Well, it scared the shit out of me, naturally. I felt weak all over for about twelve minutes. But then I got to thinking about it and said to myself, Well, it's gone now, wasn't anything you could do, you still got your hotel room, you can charge some beer on your MasterCard and haul ass in the morning before they check. That and plus I had five one hundred dollar bills folded into a minute thing in the heel of my right sock. I'd just tell my groovy employers that they'd stripped me naked, even looked up my ass. Real killers. So I started walking back up the beach. I'd sobered up a little, what with the robbery and all. I didn't know how I'd get back into North Mississippi and my beloved pine trees. They'd specifically stated that they wanted headless shrimp. Like Captain Mike McDonald and his crew were going to sit back and shuck the fuckers. But that was just the kind of rich ignorance I was dealing with. I wanted to go out on the boat with them. I wanted to pull the nets. I wanted to see what came up from the ocean depths, what unspeakable stuff spilled out when they hoisted it up onto the deck.

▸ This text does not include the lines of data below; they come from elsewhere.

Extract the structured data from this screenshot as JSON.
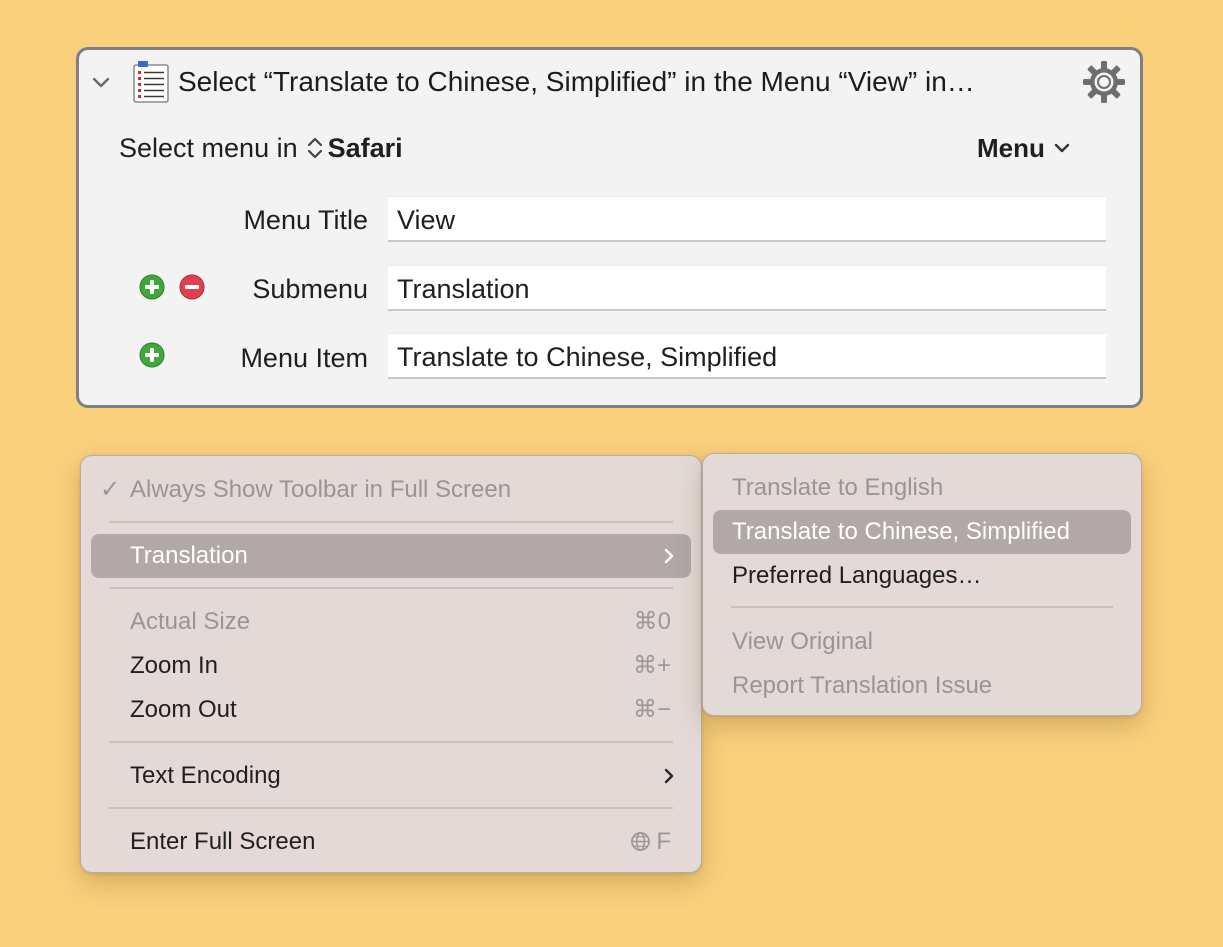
{
  "action": {
    "title": "Select “Translate to Chinese, Simplified” in the Menu “View” in…",
    "target_prefix": "Select menu in",
    "target_app": "Safari",
    "mode_dropdown": "Menu",
    "fields": [
      {
        "label": "Menu Title",
        "value": "View"
      },
      {
        "label": "Submenu",
        "value": "Translation"
      },
      {
        "label": "Menu Item",
        "value": "Translate to Chinese, Simplified"
      }
    ]
  },
  "view_menu": {
    "items": [
      {
        "label": "Always Show Toolbar in Full Screen",
        "checked": true,
        "enabled": false
      },
      {
        "label": "Translation",
        "submenu": true,
        "selected": true
      },
      {
        "label": "Actual Size",
        "shortcut": "⌘0",
        "enabled": false
      },
      {
        "label": "Zoom In",
        "shortcut": "⌘+"
      },
      {
        "label": "Zoom Out",
        "shortcut": "⌘−"
      },
      {
        "label": "Text Encoding",
        "submenu": true
      },
      {
        "label": "Enter Full Screen",
        "shortcut": "F"
      }
    ],
    "checkmark": "✓"
  },
  "translation_menu": {
    "items": [
      {
        "label": "Translate to English",
        "enabled": false
      },
      {
        "label": "Translate to Chinese, Simplified",
        "selected": true
      },
      {
        "label": "Preferred Languages…"
      },
      {
        "label": "View Original",
        "enabled": false
      },
      {
        "label": "Report Translation Issue",
        "enabled": false
      }
    ]
  },
  "colors": {
    "background": "#fad07c",
    "add_button": "#3ea83a",
    "remove_button": "#e0404d",
    "menu_highlight": "#b1a8a7"
  },
  "icons": [
    "chevron-down-icon",
    "document-list-icon",
    "gear-icon",
    "up-down-icon",
    "add-icon",
    "remove-icon",
    "chevron-right-icon",
    "globe-icon"
  ]
}
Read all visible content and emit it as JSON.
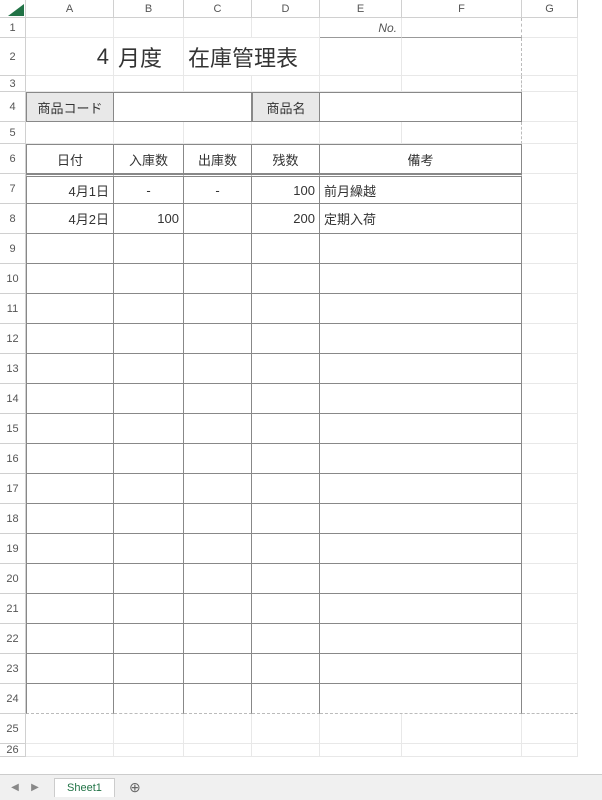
{
  "columns": [
    "A",
    "B",
    "C",
    "D",
    "E",
    "F",
    "G"
  ],
  "rowcount": 26,
  "header": {
    "no_label": "No.",
    "month": "4",
    "month_suffix": "月度",
    "title": "在庫管理表"
  },
  "labels": {
    "product_code": "商品コード",
    "product_name": "商品名"
  },
  "table": {
    "headers": {
      "date": "日付",
      "in": "入庫数",
      "out": "出庫数",
      "remain": "残数",
      "notes": "備考"
    },
    "rows": [
      {
        "date": "4月1日",
        "in": "-",
        "out": "-",
        "remain": "100",
        "notes": "前月繰越"
      },
      {
        "date": "4月2日",
        "in": "100",
        "out": "",
        "remain": "200",
        "notes": "定期入荷"
      }
    ]
  },
  "tabbar": {
    "sheet": "Sheet1"
  },
  "chart_data": {
    "type": "table",
    "title": "4 月度 在庫管理表",
    "columns": [
      "日付",
      "入庫数",
      "出庫数",
      "残数",
      "備考"
    ],
    "rows": [
      [
        "4月1日",
        "-",
        "-",
        100,
        "前月繰越"
      ],
      [
        "4月2日",
        100,
        "",
        200,
        "定期入荷"
      ]
    ]
  }
}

But the Cold Nugget beckoned. I could see it from the beach, from the dark water, from the sucking tide sucking further south with each suck. I had to sit down to get out my money. It was good money.

A whole new shift had come one. I settled at a table, my hands trembling just a little. I knew the sister was going to come back a little later, and I didn't know what to do about it. My ass was in a crack. I tried to figure out how much they had taken off me. It was somewhere around three hundred dollars. I had two hundred dollars' worth of coolers in my pickup.

The women were still dancing, except that the junior high shift had come on. I was really starting to feel like a degenerate, and sick with what it all finally came down to. Getting robbed is kind of like getting your ass whipped, in that somebody else has beaten you. It doesn't matter that he's got a gun or a knife, you could have had a gun or a knife too and fought for your money. I decided to go armed from then on, just as soon as I could afford a gun or a knife.